Les deux femmes ont été prises pour cible sur les réseaux sociaux toute la semaine pour des actes avec lesquels elles n’ont rien à voir. Elles ont été exhortées à s’expliquer sur les agissements du rappeur Roméo Elvis, qui aurait agressé sexuellement une jeune femme, et sur les accusations visant Moha La Squale. On a recueilli le point de vue de la sociologue Stéphanie Le Gal-Gorin à ce sujet, spécialisée dans les rapports sociaux de sexe.
Publicité
Depuis une semaine, le hashtag #BalanceTonRappeur fait des ravages sur les réseaux sociaux, notamment Twitter et Instagram. Des ravages, dans tous les sens du terme. Tout est parti des accusations de séquestrations et de violences visant le rappeur Moha La Squale. Le lendemain, mardi 8 septembre, trois femmes ont déposé plainte contre lui. L’influenceuse et mannequin Lena Simonne, qui comptabilise 335 000 abonné·e·s, a été la première à relayer les accusations visant Moha La Squale en story Instagram.
Publicité
Alors qu’elle est jeune, mannequin et influenceuse, certains médias et internautes la voient uniquement comme la petite amie du rappeur Roméo Elvis. Faut-il rappeler que la petite amie en question exerce un travail et n’est pas seulement la “copine de” ?
Publicité
Le sexisme, omniprésent sur les réseaux
Si l’on revient sur la suite des évènements de la semaine, lundi 7 septembre, une autre accusation tombe. Cette fois-ci, elle vise Roméo Elvis… Et comme un ricochet, ce sont Angèle et Lena Simonne qui ont été prises à partie et à qui on a demandé de rendre des comptes, alors qu’elles n’ont rien à voir dans cette affaire d’agression sexuelle, dont elles n’étaient, a priori, pas au courant.
Publicité
“On demande toujours aux femmes de se justifier”

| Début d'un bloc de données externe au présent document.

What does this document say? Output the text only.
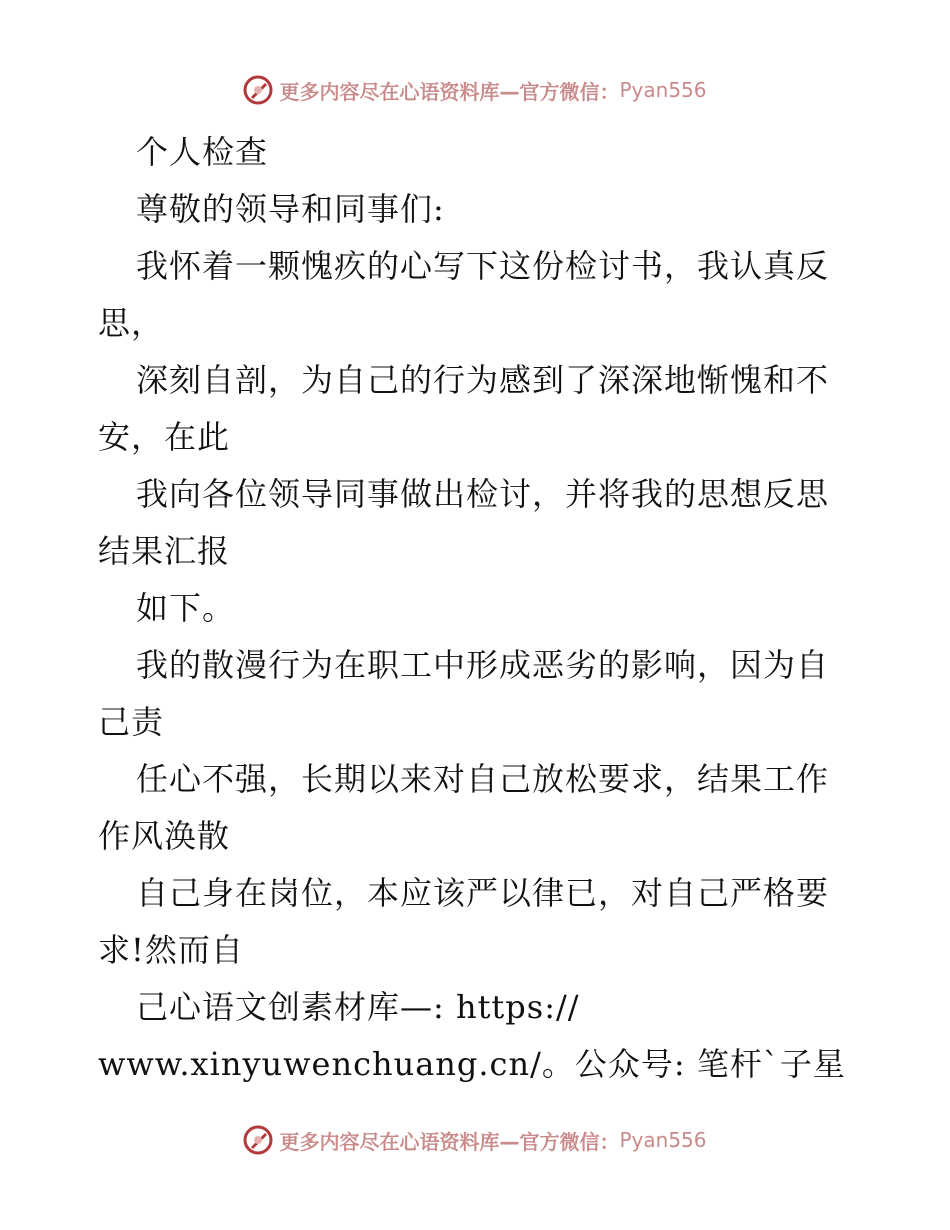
更多内容尽在心语资料库—官方微信： Pyan556
个人检查
尊敬的领导和同事们:
我怀着一颗愧疚的心写下这份检讨书，我认真反
思，
深刻自剖，为自己的行为感到了深深地惭愧和不
安，在此
我向各位领导同事做出检讨，并将我的思想反思
结果汇报
如下。
我的散漫行为在职工中形成恶劣的影响，因为自
己责
任心不强，长期以来对自己放松要求，结果工作
作风涣散
自己身在岗位，本应该严以律已，对自己严格要
求!然而自
己心语文创素材库—: https://
www.xinyuwenchuang.cn/。公众号: 笔杆`子星
更多内容尽在心语资料库—官方微信： Pyan556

La sociologue Stéphanie Le Gal-Gorin est spécialisée dans les rapports sociaux de sexe et connaît bien la question du sexisme. Elle travaille auprès des victimes de violences sexistes et sexuelles, mais aussi avec des auteurs d’agressions. “Je connais donc bien les deux publics”, explique-t-elle.
Publicité
Le fait qu’Angèle et Léna Simonne soient exhortées à rendre des comptes est le reflet quotidien de la société et des rapports femmes-hommes :
“C’est toujours pareil. On demande toujours aux femmes de se justifier. On ne voit pas ça du côté des auteurs [de violences]. On leur demande de prouver qu’elles n’ont pas eu un comportement inadapté ou aguicheur si elles ont été agressées sexuellement ou violées, de prouver qu’elles n’ont pas eu un comportement inadapté devant un supérieur hiérarchique s’il y a du harcèlement au travail, de prouver qu’elles n’ont pas provoqué leur conjoint quand il y a eu des violences conjugales. Elles se sentent, de toute façon, obligées de justifier ces choses et ce qu’a fait Angèle est une parfaite illustration de tout ça.”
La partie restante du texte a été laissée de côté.